Bug #33130 | MyODBC / ADO reading connection.property: Special Characters causes crash | ||
---|---|---|---|
Submitted: | 11 Dec 2007 7:05 | Modified: | 10 Jan 2008 9:30 |
Reporter: | Erica Moss | Email Updates: | |
Status: | Closed | Impact on me: | |
Category: | Connector / ODBC | Severity: | S2 (Serious) |
Version: | 5.1.0 | OS: | Windows (xp sp2) |
Assigned to: | Jim Winstead | CPU Architecture: | Any |
Tags: | ADO |
[11 Dec 2007 7:05]
Erica Moss
[11 Dec 2007 7:08]
Erica Moss
ODBC Trace
Attachment: SQL.LOG (application/octet-stream, text), 47.12 KiB.
[11 Dec 2007 16:47]
Jim Winstead
driver odbc version (SQL_DRIVER_ODBC_VER) should be 03.51, that's the version of the odbc api that is implemented by the driver. there's another property to get the driver version itself (SQL_DRIVER_VER).
[11 Dec 2007 17:47]
Jim Winstead
the problem is probably that the list of special characters is hardcoded as a latin1 string, but it may not be converted properly.
[31 Dec 2007 21:11]
Jess Balint
The doc says that this should contain any characters besides alpha-numeric characters that are allowed in an identifier name.

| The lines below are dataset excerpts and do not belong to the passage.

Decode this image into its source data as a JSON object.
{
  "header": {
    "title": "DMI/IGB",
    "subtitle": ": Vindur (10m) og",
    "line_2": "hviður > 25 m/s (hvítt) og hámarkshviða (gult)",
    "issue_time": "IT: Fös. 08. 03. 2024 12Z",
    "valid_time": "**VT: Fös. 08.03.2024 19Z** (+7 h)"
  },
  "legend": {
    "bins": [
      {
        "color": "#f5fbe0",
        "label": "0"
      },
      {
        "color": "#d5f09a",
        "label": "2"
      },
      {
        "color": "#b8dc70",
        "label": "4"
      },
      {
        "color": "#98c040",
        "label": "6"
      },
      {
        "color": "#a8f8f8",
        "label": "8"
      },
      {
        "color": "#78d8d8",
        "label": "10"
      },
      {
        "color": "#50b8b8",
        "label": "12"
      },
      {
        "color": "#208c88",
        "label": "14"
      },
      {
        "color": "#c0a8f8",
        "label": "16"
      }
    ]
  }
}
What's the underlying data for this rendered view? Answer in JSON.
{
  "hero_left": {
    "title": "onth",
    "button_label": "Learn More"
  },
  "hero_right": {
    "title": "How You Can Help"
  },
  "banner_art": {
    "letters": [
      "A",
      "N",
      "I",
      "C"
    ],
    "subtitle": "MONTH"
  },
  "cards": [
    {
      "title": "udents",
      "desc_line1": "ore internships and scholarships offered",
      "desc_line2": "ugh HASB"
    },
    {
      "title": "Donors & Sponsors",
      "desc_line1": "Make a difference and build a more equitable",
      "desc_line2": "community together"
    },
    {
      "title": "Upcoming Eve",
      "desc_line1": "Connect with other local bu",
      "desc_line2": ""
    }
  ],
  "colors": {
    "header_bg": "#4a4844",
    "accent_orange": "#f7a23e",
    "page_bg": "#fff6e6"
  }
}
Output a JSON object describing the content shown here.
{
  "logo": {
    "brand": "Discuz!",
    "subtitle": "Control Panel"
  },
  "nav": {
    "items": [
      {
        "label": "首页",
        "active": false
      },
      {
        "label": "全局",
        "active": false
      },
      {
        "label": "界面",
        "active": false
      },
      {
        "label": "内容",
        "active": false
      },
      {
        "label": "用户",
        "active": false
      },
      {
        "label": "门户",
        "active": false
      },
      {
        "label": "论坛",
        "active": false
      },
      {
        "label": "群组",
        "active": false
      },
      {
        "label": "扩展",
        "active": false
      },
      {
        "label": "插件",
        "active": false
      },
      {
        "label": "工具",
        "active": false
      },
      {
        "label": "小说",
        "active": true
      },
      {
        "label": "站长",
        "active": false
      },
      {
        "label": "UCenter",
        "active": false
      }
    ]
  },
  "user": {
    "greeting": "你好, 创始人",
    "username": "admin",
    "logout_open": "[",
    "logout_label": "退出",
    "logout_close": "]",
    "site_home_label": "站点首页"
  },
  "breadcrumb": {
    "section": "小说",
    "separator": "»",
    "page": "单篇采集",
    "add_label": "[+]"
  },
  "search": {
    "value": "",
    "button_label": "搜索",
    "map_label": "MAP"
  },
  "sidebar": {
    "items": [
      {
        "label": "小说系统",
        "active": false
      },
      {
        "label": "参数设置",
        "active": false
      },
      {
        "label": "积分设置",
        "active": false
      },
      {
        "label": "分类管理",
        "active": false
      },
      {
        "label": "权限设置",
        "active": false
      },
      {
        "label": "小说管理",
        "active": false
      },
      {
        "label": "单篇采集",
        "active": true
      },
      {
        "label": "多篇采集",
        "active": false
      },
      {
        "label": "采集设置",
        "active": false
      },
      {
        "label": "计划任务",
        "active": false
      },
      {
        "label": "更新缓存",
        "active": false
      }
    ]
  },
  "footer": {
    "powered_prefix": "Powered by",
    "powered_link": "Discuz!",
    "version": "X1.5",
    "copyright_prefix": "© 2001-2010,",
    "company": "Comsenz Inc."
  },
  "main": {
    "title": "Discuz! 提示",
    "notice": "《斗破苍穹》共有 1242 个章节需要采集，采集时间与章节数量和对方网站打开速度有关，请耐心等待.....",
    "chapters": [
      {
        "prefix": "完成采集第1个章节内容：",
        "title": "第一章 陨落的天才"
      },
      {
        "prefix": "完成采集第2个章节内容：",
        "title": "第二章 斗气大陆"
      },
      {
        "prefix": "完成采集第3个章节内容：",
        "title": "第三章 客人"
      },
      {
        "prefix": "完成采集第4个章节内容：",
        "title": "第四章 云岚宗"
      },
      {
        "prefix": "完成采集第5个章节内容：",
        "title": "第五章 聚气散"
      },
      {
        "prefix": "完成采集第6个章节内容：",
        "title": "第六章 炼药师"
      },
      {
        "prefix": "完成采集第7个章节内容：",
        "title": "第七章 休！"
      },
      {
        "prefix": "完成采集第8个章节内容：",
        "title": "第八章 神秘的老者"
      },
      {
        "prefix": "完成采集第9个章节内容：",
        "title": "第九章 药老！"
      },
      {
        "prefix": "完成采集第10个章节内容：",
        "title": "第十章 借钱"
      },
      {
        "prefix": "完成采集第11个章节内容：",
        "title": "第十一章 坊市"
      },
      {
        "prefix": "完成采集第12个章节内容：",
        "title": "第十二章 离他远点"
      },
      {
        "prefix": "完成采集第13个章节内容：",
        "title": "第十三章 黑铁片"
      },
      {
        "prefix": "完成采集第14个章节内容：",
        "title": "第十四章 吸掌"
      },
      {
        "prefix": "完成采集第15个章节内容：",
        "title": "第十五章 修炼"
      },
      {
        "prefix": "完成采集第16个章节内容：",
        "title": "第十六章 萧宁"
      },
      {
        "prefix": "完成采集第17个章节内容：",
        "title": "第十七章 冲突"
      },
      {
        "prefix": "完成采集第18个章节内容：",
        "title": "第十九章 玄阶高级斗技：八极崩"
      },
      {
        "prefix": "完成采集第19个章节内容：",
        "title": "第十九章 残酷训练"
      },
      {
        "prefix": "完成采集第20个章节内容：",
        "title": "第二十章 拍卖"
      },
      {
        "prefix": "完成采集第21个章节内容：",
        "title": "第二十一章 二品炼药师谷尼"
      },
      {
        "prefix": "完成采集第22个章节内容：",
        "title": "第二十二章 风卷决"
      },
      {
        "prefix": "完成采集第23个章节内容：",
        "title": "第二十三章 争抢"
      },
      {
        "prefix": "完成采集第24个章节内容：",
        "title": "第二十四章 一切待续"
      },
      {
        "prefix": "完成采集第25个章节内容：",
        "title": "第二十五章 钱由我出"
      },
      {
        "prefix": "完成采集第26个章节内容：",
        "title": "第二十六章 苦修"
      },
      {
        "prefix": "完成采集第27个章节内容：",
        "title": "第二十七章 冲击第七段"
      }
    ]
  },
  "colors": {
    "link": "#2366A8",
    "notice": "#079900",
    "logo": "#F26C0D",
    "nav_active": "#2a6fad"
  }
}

If one of these character is included, the identifier must be "delimited". I don't think there's any reason that characters above 0x7f (for latin1) or any other characters besides what we already have should be included. I think we should just use: " !\"#$%&'()*+,-.:;<=>?@[\\]^`{|}~"
[2 Jan 2008 22:13]
Jim Winstead
Remove latin1 chars and $ (no quoting required) from SQL_SPECIAL_CHARACTERS
Attachment: bug33130.patch (text/plain), 1.06 KiB.
[3 Jan 2008 22:08]
Jim Winstead
The fix for this bug was committed, and will be in 5.1.2.
[10 Jan 2008 9:30]
MC Brown
A note has been added to the 5.1.2 changelog: SQLGetInfo() reported characters for SQL_SPECIAL_CHARACTERS that were not encoded correctly.
[15 Jan 2008 16:09]
Jess Balint
Bug#33875 was marked as a duplicate of this.